Icipe now has a target to extend the benefits of ‘push-pull’ to over one million people by 2020.
To help realize this, iCIPE Wednesday launched a project known as ADOPT – the Adaptation and Dissemination of the ‘Push-Pull’ Technology to Climate Change.
The initiative will directly benefit 50,000 smallholder cereal-livestock farmers.
It will also improve food availability for half a million people living in areas that are dry and vulnerable to climate change in Kenya, Tanzania and Ethiopia.
Dr. Peter Sturesson, Counsellor for Rural Development at the EU Delegation to Kenya, noted: “ADOPT fully responds to the five result areas of the Commission’s Food Security Thematic Programme (FSTP), Research and Technology component, which includes: the delivery of pro-poor innovations; development of research programmes responding to beneficiaries’ needs; enhancement of the active role of low-income smallholder farmers; exchange of experience and knowledge through scientific networks; and the generation of synergy and complementarity with other EU research programmes.”
Moreover, the rising uncertainties in the region’s rain-fed agriculture, due to the continent’s vulnerability to climate change, has created more demand for ‘push-pull’, and its further adaptation to withstand the increasingly adverse and changeable conditions. The funding from the EU will take us closer to achieving these two goals.”

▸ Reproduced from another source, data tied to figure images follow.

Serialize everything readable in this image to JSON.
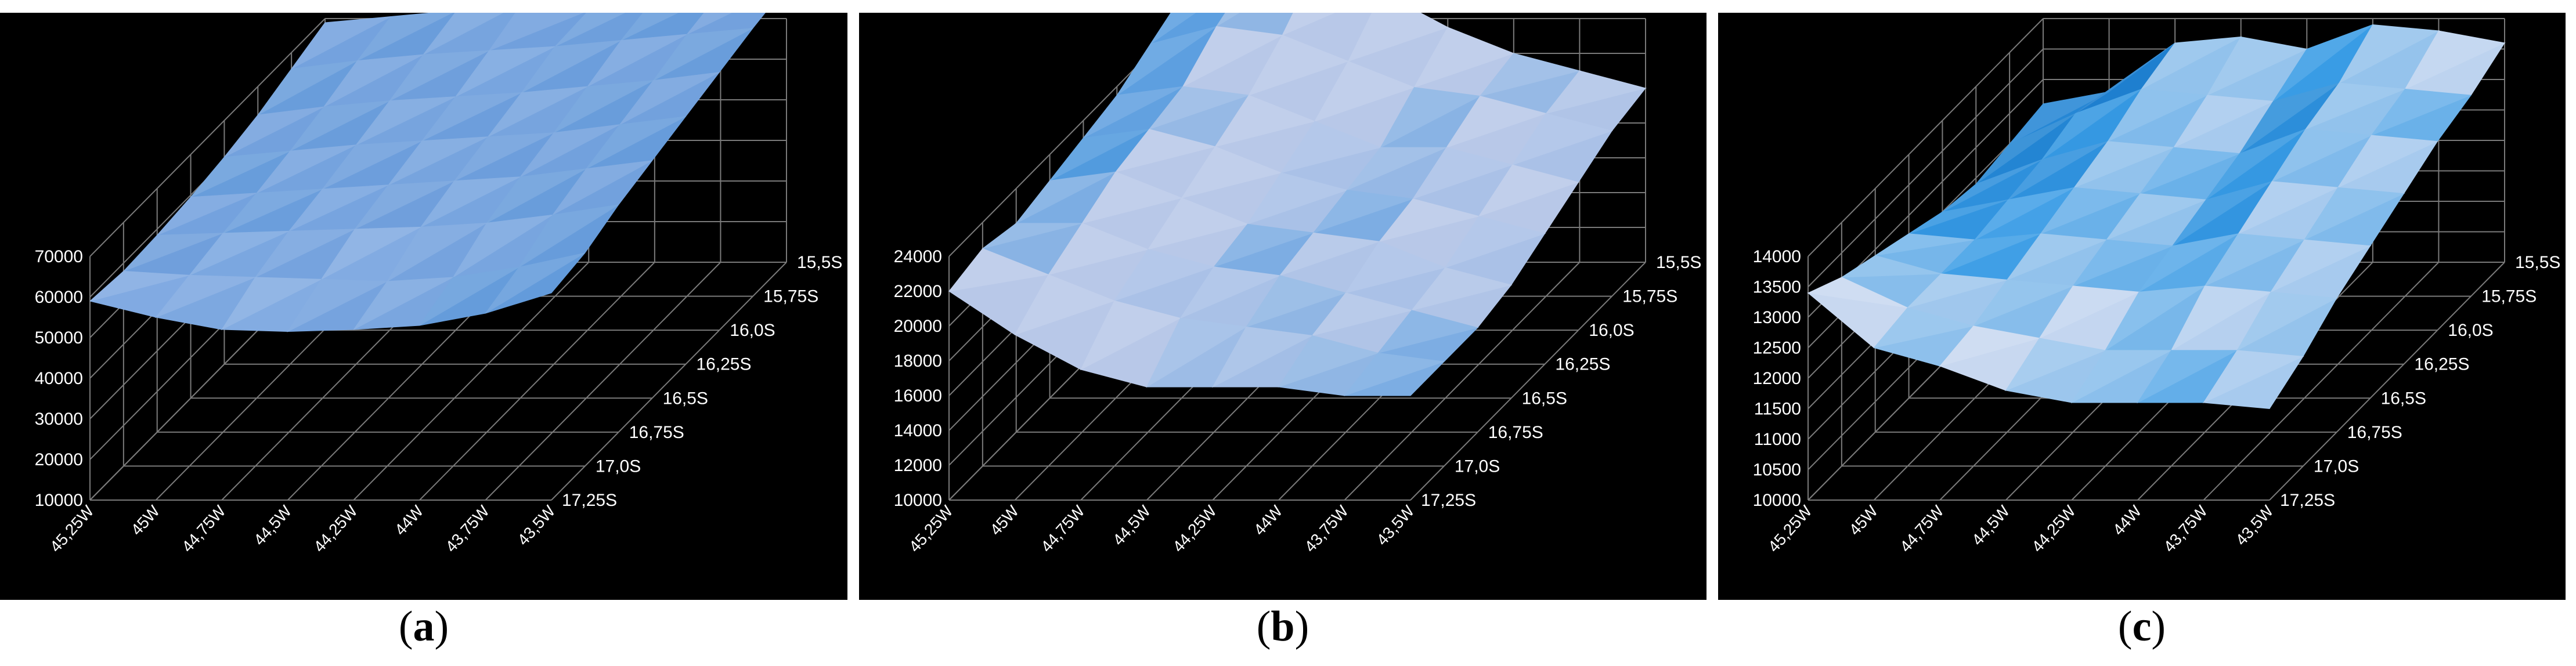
{
  "chart_data": [
    {
      "type": "surface",
      "panel_label": "a",
      "x_categories": [
        "45,25W",
        "45W",
        "44,75W",
        "44,5W",
        "44,25W",
        "44W",
        "43,75W",
        "43,5W"
      ],
      "y_categories": [
        "15,5S",
        "15,75S",
        "16,0S",
        "16,25S",
        "16,5S",
        "16,75S",
        "17,0S",
        "17,25S"
      ],
      "z_ticks": [
        10000,
        20000,
        30000,
        40000,
        50000,
        60000,
        70000
      ],
      "zlim": [
        10000,
        70000
      ],
      "grid": true,
      "background": "#000000",
      "surface_colors": [
        "#8fb3e6",
        "#6f9fdc",
        "#3f8fd6"
      ],
      "z": [
        [
          69000,
          70500,
          72000,
          74000,
          72000,
          75000,
          76500,
          78000
        ],
        [
          66000,
          68000,
          69500,
          70500,
          71500,
          73000,
          74500,
          76000
        ],
        [
          63000,
          65000,
          66500,
          67500,
          68500,
          70000,
          71500,
          73500
        ],
        [
          61000,
          62500,
          64000,
          65000,
          66000,
          67000,
          69000,
          71000
        ],
        [
          59500,
          60500,
          61500,
          62500,
          63500,
          64500,
          66500,
          68500
        ],
        [
          58500,
          59000,
          59500,
          60000,
          60500,
          61500,
          63500,
          66000
        ],
        [
          58000,
          57000,
          56500,
          56000,
          55500,
          56500,
          59000,
          62500
        ],
        [
          59000,
          55000,
          52000,
          51500,
          52000,
          53000,
          56000,
          61000
        ]
      ]
    },
    {
      "type": "surface",
      "panel_label": "b",
      "x_categories": [
        "45,25W",
        "45W",
        "44,75W",
        "44,5W",
        "44,25W",
        "44W",
        "43,75W",
        "43,5W"
      ],
      "y_categories": [
        "15,5S",
        "15,75S",
        "16,0S",
        "16,25S",
        "16,5S",
        "16,75S",
        "17,0S",
        "17,25S"
      ],
      "z_ticks": [
        10000,
        12000,
        14000,
        16000,
        18000,
        20000,
        22000,
        24000
      ],
      "zlim": [
        10000,
        24000
      ],
      "grid": true,
      "background": "#000000",
      "surface_colors": [
        "#b8c8e8",
        "#5e9fe0",
        "#2a8fd8"
      ],
      "z": [
        [
          25500,
          26500,
          27000,
          25500,
          23500,
          22000,
          21000,
          20000
        ],
        [
          24500,
          25500,
          25000,
          23500,
          22000,
          21500,
          20500,
          19500
        ],
        [
          23500,
          24000,
          23500,
          22000,
          20500,
          20500,
          19500,
          18500
        ],
        [
          23000,
          23500,
          22500,
          21000,
          20000,
          19500,
          18500,
          17500
        ],
        [
          22500,
          23000,
          21500,
          20000,
          19500,
          19000,
          17500,
          16500
        ],
        [
          22000,
          22000,
          20500,
          19500,
          19000,
          18000,
          17000,
          16000
        ],
        [
          22500,
          21000,
          19500,
          18500,
          18000,
          17500,
          16500,
          16000
        ],
        [
          22000,
          19500,
          17500,
          16500,
          16500,
          16500,
          16000,
          16000
        ]
      ]
    },
    {
      "type": "surface",
      "panel_label": "c",
      "x_categories": [
        "45,25W",
        "45W",
        "44,75W",
        "44,5W",
        "44,25W",
        "44W",
        "43,75W",
        "43,5W"
      ],
      "y_categories": [
        "15,5S",
        "15,75S",
        "16,0S",
        "16,25S",
        "16,5S",
        "16,75S",
        "17,0S",
        "17,25S"
      ],
      "z_ticks": [
        10000,
        10500,
        11000,
        11500,
        12000,
        12500,
        13000,
        13500,
        14000
      ],
      "zlim": [
        10000,
        14000
      ],
      "grid": true,
      "background": "#000000",
      "surface_colors": [
        "#c8d8f0",
        "#3a9de6",
        "#1e7fcf"
      ],
      "z": [
        [
          12600,
          12800,
          13600,
          13700,
          13500,
          13900,
          13800,
          13600
        ],
        [
          12500,
          13000,
          13400,
          13300,
          13200,
          13500,
          13400,
          13300
        ],
        [
          12400,
          12800,
          13100,
          13000,
          12900,
          13300,
          13200,
          13100
        ],
        [
          12500,
          12700,
          12900,
          12800,
          12700,
          13000,
          12900,
          12800
        ],
        [
          12700,
          12600,
          12700,
          12600,
          12500,
          12700,
          12600,
          12500
        ],
        [
          12900,
          12600,
          12500,
          12400,
          12300,
          12400,
          12300,
          12200
        ],
        [
          13100,
          12600,
          12300,
          12100,
          11900,
          11900,
          11900,
          11800
        ],
        [
          13400,
          12500,
          12200,
          11800,
          11600,
          11600,
          11600,
          11500
        ]
      ]
    }
  ],
  "captions": [
    "a",
    "b",
    "c"
  ]
}
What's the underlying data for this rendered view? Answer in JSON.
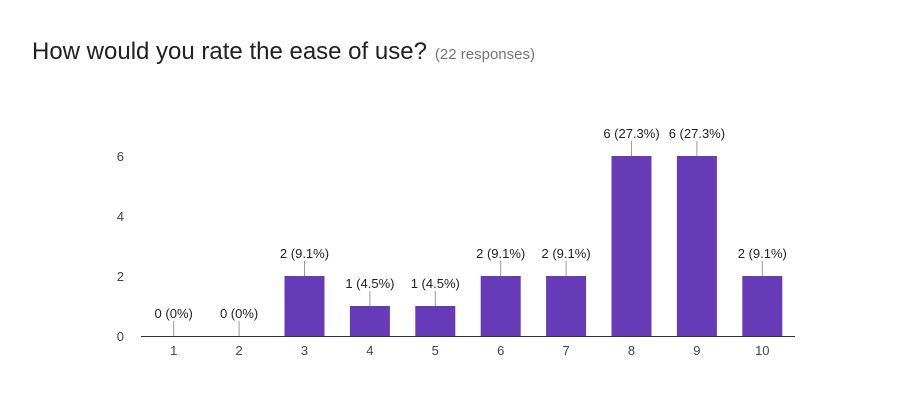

“ADOPT will focus on crops grown in dry areas, for instance, sorghum and millet, including research on trap and intercrops adapted to conditions associated with climate change. This requires working in partnership with national, regional and international organisations, and most importantly with farmers across the region,” added Dr Zeyaur Khan, the leader of the ‘push-pull’ programme.